Grace hat es derweil selber nicht leicht. Sie muss den Wolf in sich kontrollieren, Daniel darf sie darauf bald nicht mehr trainieren, ihre beste Freundin hat sich von ihr abgewendet und ihr Bruder ist wieder in der Stadt.
Sie meint sich um so vieles kümmern zu müssen.
Gerade als ihr verboten wird zu trainieren, erscheint der zunächst mysteriöse Talbot, der sich später als Urbat zu erkennen gibt. Er trainiert sie und will sie dazu bringen den Mondstein, der sie eigentlich vor dem Wolf in sich schützt, abzunehmen.
Sie scheint sich in ihren Gefühlen teilweise zu verwirren. Talbot ist immer da, wenn sie ihn braucht, aber Daniel kehrt ihr den Rücken zu, wo sie ihn doch das Leben rettete. Ein Akt bedingungsloser Liebe.
Die Warnungen vor Talbot schlägt sie in den Wind, selbst das „sie“ gekommen sind, auf der Suche nach Grace. Ihre Bemühungen herauszufinden, wer sie verfolgt, laufen ins Leere oder wird sie etwa absichtlich von jemandem auf die falsche Spur gelockt? Als Leser sind wir auch etwas verwirrt. Was macht Daniel? Wieso verhält sich Jude so und was können wir nun von Talbot halten und wer sind „sie“?

Die ganze Geschichte spitzt sich zu. Ein Kampf steht bevor. Ein Gegner der besiegt schien, ist lebendig und nur auf Rache aus. Das Ganze endet dann in einem fiesen Cliffhanger, der einerseits Hoffnungen bringt, aber andererseits auch Zweifel hegt.

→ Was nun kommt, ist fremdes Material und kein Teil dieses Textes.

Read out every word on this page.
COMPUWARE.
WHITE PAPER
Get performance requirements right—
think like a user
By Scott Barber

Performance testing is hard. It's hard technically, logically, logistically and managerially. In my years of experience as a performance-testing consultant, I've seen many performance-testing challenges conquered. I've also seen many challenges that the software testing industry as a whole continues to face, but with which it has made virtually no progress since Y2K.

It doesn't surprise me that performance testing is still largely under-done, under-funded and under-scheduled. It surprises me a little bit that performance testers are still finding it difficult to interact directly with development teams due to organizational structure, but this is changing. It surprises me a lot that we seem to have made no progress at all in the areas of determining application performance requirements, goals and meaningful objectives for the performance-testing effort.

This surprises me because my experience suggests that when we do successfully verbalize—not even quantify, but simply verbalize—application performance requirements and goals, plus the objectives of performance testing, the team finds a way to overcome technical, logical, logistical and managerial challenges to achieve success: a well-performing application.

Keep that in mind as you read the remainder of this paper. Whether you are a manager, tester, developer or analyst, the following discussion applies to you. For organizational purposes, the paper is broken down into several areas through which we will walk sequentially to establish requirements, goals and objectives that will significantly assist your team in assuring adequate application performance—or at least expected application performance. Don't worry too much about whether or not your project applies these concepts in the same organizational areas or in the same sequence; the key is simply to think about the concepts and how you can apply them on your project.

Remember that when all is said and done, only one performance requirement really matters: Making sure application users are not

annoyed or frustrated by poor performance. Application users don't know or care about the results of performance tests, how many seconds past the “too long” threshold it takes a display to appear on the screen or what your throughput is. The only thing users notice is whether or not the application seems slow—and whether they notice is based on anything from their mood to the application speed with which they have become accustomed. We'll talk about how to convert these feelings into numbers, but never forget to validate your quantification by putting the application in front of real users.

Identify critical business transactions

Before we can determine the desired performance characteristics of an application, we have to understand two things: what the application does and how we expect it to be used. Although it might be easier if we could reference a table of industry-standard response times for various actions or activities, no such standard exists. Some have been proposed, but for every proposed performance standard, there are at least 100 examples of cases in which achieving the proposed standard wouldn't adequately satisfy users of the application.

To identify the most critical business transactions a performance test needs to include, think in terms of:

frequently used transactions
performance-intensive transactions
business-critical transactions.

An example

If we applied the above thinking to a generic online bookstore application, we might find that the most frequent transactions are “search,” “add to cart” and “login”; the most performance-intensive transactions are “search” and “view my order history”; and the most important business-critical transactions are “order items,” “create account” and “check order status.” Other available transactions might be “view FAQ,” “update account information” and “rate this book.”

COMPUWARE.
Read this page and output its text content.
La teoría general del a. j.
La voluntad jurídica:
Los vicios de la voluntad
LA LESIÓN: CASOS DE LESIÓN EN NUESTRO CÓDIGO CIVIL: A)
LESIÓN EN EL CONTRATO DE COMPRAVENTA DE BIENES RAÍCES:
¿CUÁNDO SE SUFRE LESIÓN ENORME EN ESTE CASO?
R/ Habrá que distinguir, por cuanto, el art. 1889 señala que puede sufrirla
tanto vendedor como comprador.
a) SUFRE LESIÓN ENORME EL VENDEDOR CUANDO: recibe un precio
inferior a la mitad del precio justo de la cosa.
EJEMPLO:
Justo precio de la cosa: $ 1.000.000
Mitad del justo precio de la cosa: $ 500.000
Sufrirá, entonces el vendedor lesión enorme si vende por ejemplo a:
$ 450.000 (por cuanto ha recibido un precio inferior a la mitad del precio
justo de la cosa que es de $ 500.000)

Vom Charakter her hat sich Grace diesmal auch von ihrer negativen Seite gezeigt. Der Wolf in ihr drängt sie zu denken, wie sie jemanden verwundet oder sogar tötet. Es fällt ihr ab und an nicht leicht, ihre Gefühle zu kontrollieren. Sie reagiert vorschnell, aber gerade in der Situation mit Daniel kann man alles gut nachvollziehen. Diese Eifersucht und das immer stärker werdende Missvertrauen. Da ist es nur eine Frage der Zeit gewesen, bis sie sich mit Talbot anfreundet, aber seine Annährungsversuche trotzdem ablehnt. In iher Naivität vertraut sie ihm, obwohl sie ihn erst seit Kurzem kennt. Seine Geschichte scheint wahr zu sein, aber lügen ist nicht schwer.

Das Cover ist wieder schön schlicht gehalten und die Farben aufeinander abgestimmt. Eine schöne Abwechslung zu den vielen „Mädchen-Gesichter-Covern“.

Die Autorin:
Bevor Bree Despain Jugendbücher schrieb, inszenierte sie Theaterstücke. Sie lebt mit ihrer Familie in Salt Lake City und arbeitet am letzten Band der Urbat-Trilogie.

Fazit:
Viel Gefühl und ein gemeines, trauriges Ende samt Cliffhanger.
Ich vergebe 4 Büchersterne.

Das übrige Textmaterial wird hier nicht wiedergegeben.